BMJ Open. 2012 Dec 20;2(6):e001967. doi: 10.1136/bmjopen-2012-001967. Print 2012.


Objectives: The purpose of this study was to identify organisational processes and structures that are associated with nurse-reported patient safety and quality of nursing.

Design: This is an observational cross-sectional study using survey methods.

Setting: Respondents from 31 Norwegian hospitals with more than 85 beds were included in the survey.

Participants: All registered nurses working in direct patient care in a position of 20% or more were invited to answer the survey. In this study, 3618 nurses from surgical and medical wards responded (response rate 58.9). Nurses' practice environment was defined as organisational processes and measured by the Nursing Work Index Revised and items from Hospital Survey on Patient Safety Culture.

Outcome measures: Nurses' assessments of patient safety, quality of nursing, confidence in how their patients manage after discharge and frequency of adverse events were used as outcome measures.

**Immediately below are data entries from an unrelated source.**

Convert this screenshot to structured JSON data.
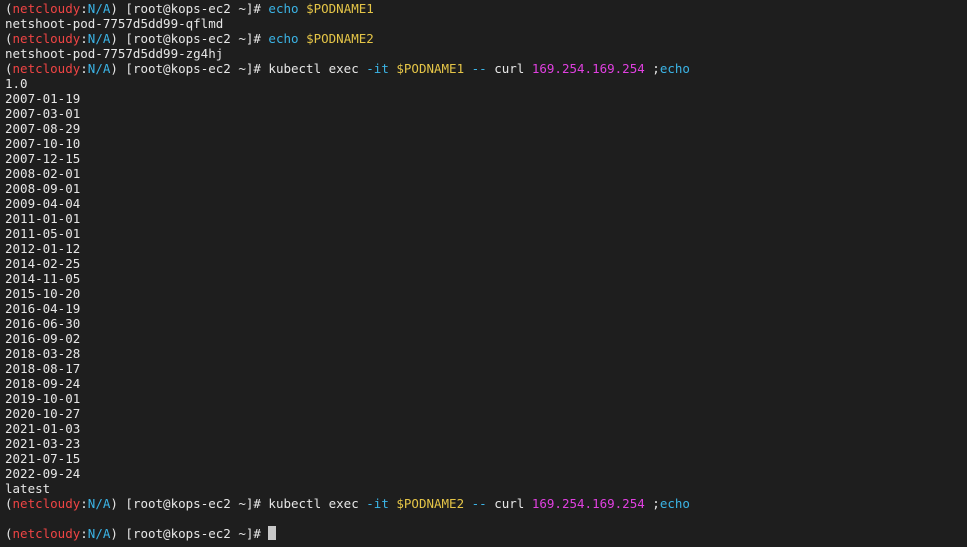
{
  "prompt": {
    "open_paren": "(",
    "context": "netcloudy",
    "colon": ":",
    "namespace": "N/A",
    "close_paren": ")",
    "user_host": " [root@kops-ec2 ~]# "
  },
  "lines": [
    {
      "type": "prompt",
      "segments": [
        {
          "text": "echo ",
          "cls": "c-cyan"
        },
        {
          "text": "$PODNAME1",
          "cls": "c-yellow"
        }
      ]
    },
    {
      "type": "output",
      "text": "netshoot-pod-7757d5dd99-qflmd"
    },
    {
      "type": "prompt",
      "segments": [
        {
          "text": "echo ",
          "cls": "c-cyan"
        },
        {
          "text": "$PODNAME2",
          "cls": "c-yellow"
        }
      ]
    },
    {
      "type": "output",
      "text": "netshoot-pod-7757d5dd99-zg4hj"
    },
    {
      "type": "prompt",
      "segments": [
        {
          "text": "kubectl exec ",
          "cls": "c-white"
        },
        {
          "text": "-it ",
          "cls": "c-cyan"
        },
        {
          "text": "$PODNAME1",
          "cls": "c-yellow"
        },
        {
          "text": " -- ",
          "cls": "c-cyan"
        },
        {
          "text": "curl ",
          "cls": "c-white"
        },
        {
          "text": "169.254.169.254",
          "cls": "c-magenta"
        },
        {
          "text": " ;",
          "cls": "c-white"
        },
        {
          "text": "echo",
          "cls": "c-cyan"
        }
      ]
    },
    {
      "type": "output",
      "text": "1.0"
    },
    {
      "type": "output",
      "text": "2007-01-19"
    },
    {
      "type": "output",
      "text": "2007-03-01"
    },
    {
      "type": "output",
      "text": "2007-08-29"
    },
    {
      "type": "output",
      "text": "2007-10-10"
    },
    {
      "type": "output",
      "text": "2007-12-15"
    },
    {
      "type": "output",
      "text": "2008-02-01"
    },
    {
      "type": "output",
      "text": "2008-09-01"
    },
    {
      "type": "output",
      "text": "2009-04-04"
    },
    {
      "type": "output",
      "text": "2011-01-01"
    },
    {
      "type": "output",
      "text": "2011-05-01"
    },
    {
      "type": "output",
      "text": "2012-01-12"
    },
    {
      "type": "output",
      "text": "2014-02-25"
    },
    {
      "type": "output",
      "text": "2014-11-05"
    },
    {
      "type": "output",
      "text": "2015-10-20"
    },
    {
      "type": "output",
      "text": "2016-04-19"
    },
    {
      "type": "output",
      "text": "2016-06-30"
    },
    {
      "type": "output",
      "text": "2016-09-02"
    },
    {
      "type": "output",
      "text": "2018-03-28"
    },
    {
      "type": "output",
      "text": "2018-08-17"
    },
    {
      "type": "output",
      "text": "2018-09-24"
    },
    {
      "type": "output",
      "text": "2019-10-01"
    },
    {
      "type": "output",
      "text": "2020-10-27"
    },
    {
      "type": "output",
      "text": "2021-01-03"
    },
    {
      "type": "output",
      "text": "2021-03-23"
    },
    {
      "type": "output",
      "text": "2021-07-15"
    },
    {
      "type": "output",
      "text": "2022-09-24"
    },
    {
      "type": "output",
      "text": "latest"
    },
    {
      "type": "prompt",
      "segments": [
        {
          "text": "kubectl exec ",
          "cls": "c-white"
        },
        {
          "text": "-it ",
          "cls": "c-cyan"
        },
        {
          "text": "$PODNAME2",
          "cls": "c-yellow"
        },
        {
          "text": " -- ",
          "cls": "c-cyan"
        },
        {
          "text": "curl ",
          "cls": "c-white"
        },
        {
          "text": "169.254.169.254",
          "cls": "c-magenta"
        },
        {
          "text": " ;",
          "cls": "c-white"
        },
        {
          "text": "echo",
          "cls": "c-cyan"
        }
      ]
    },
    {
      "type": "output",
      "text": ""
    },
    {
      "type": "prompt",
      "segments": [],
      "cursor": true
    }
  ],
  "colors": {
    "background": "#1e1e1e",
    "foreground": "#e6e6e6",
    "context": "#ef4444",
    "namespace": "#3bb4e6",
    "command": "#3bb4e6",
    "variable": "#e5c547",
    "ip_address": "#e040e0",
    "cursor": "#c8c8c8"
  }
}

Results: Quality system, nurse-physician relation, patient safety management and staff adequacy were process measures associated with nurse-reported work-related and patient-related outcomes, but we found no associations with nurse participation, education and career and ward leadership. Most organisational structures were non-significant in the multilevel model except for nurses' affiliations to medical department and hospital type.

Conclusions: Organisational structures may have minor impact on how nurses perceive work-related and patient-related outcomes, but the findings in this study indicate that there is a considerable potential to address organisational design in improvement of patient safety and quality of care.